How can Christians accept Christianity as the way to God, and still give credence to the truth and reality of other religions?

By Marcus Borg

explorefaith.org

Religious pluralism is a fact of life in North America, and in the world. To absolutize one's own religion as the only way means that one sees all of the other religious traditions of the world as wrong, and dialogue, genuine dialogue, becomes impossible. Conversion can be the only goal.

I affirm, along with many others, that the major enduring religions of the world are all valid and legitimate. I see them as the responses to the experience of God in the various cultures in which each originated. To be Christian means to find the decisive revelation of God in Jesus. To be Muslim means to find the decisive revelation of God in the Koran. To be Jewish means to find the decisive revelation of God in the Torah, and so forth. I don't think that one of these is better than the other. You could even say they are all divinely given paths to the sacred. To be Christian in this kind of context means to be deeply committed to one's own tradition, even as one recognizes the validity of other traditions.

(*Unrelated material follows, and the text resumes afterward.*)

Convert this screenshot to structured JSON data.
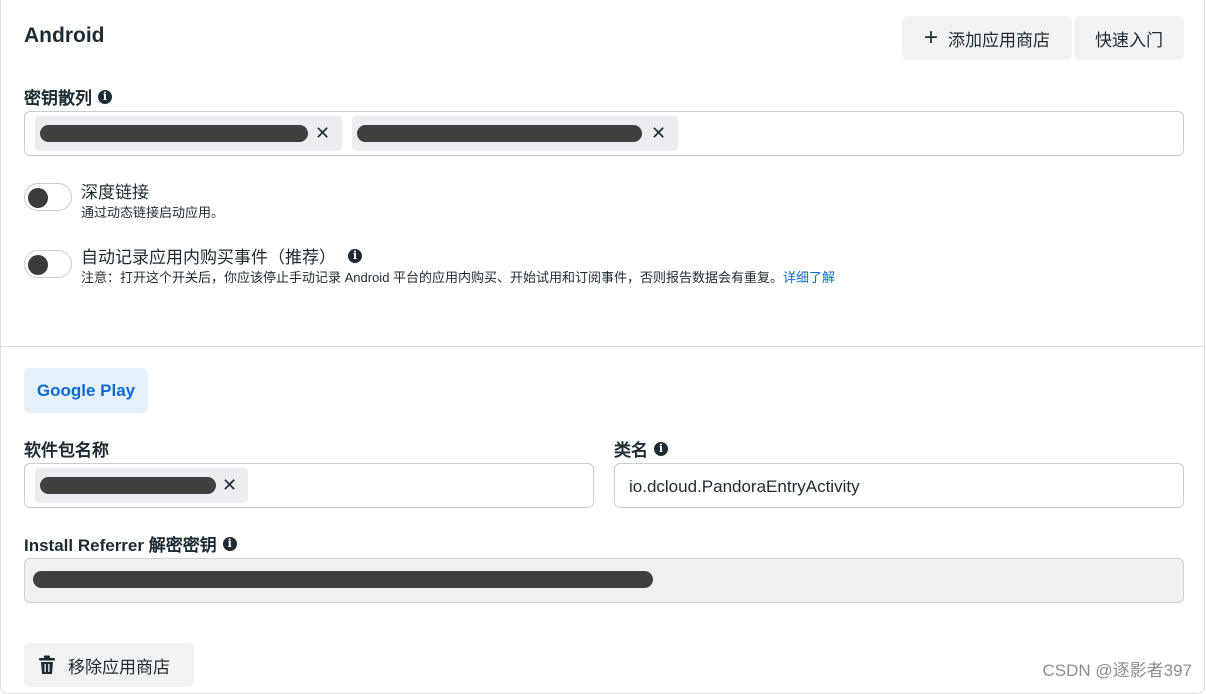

To use an analogy based on being a citizen of a nation, I can deeply love my own homeland, cherish it, feel that it's the best place in the world for me to live, and not want to live anywhere else. I can do all of that without needing to say, “Our country is the best one,” or “Our country has the only way of life that's worth following.” I sometimes think it would be good for us Americans if we could have a sense of what it's like to be Dutch. You can be Dutch and love the Netherlands and be so grateful to be living there without being preoccupied about being number one, being the best, and so forth. It would be very good for Christians to be able to love their own tradition deeply without feeling that they're being disloyal in saying that God is known in other traditions as well.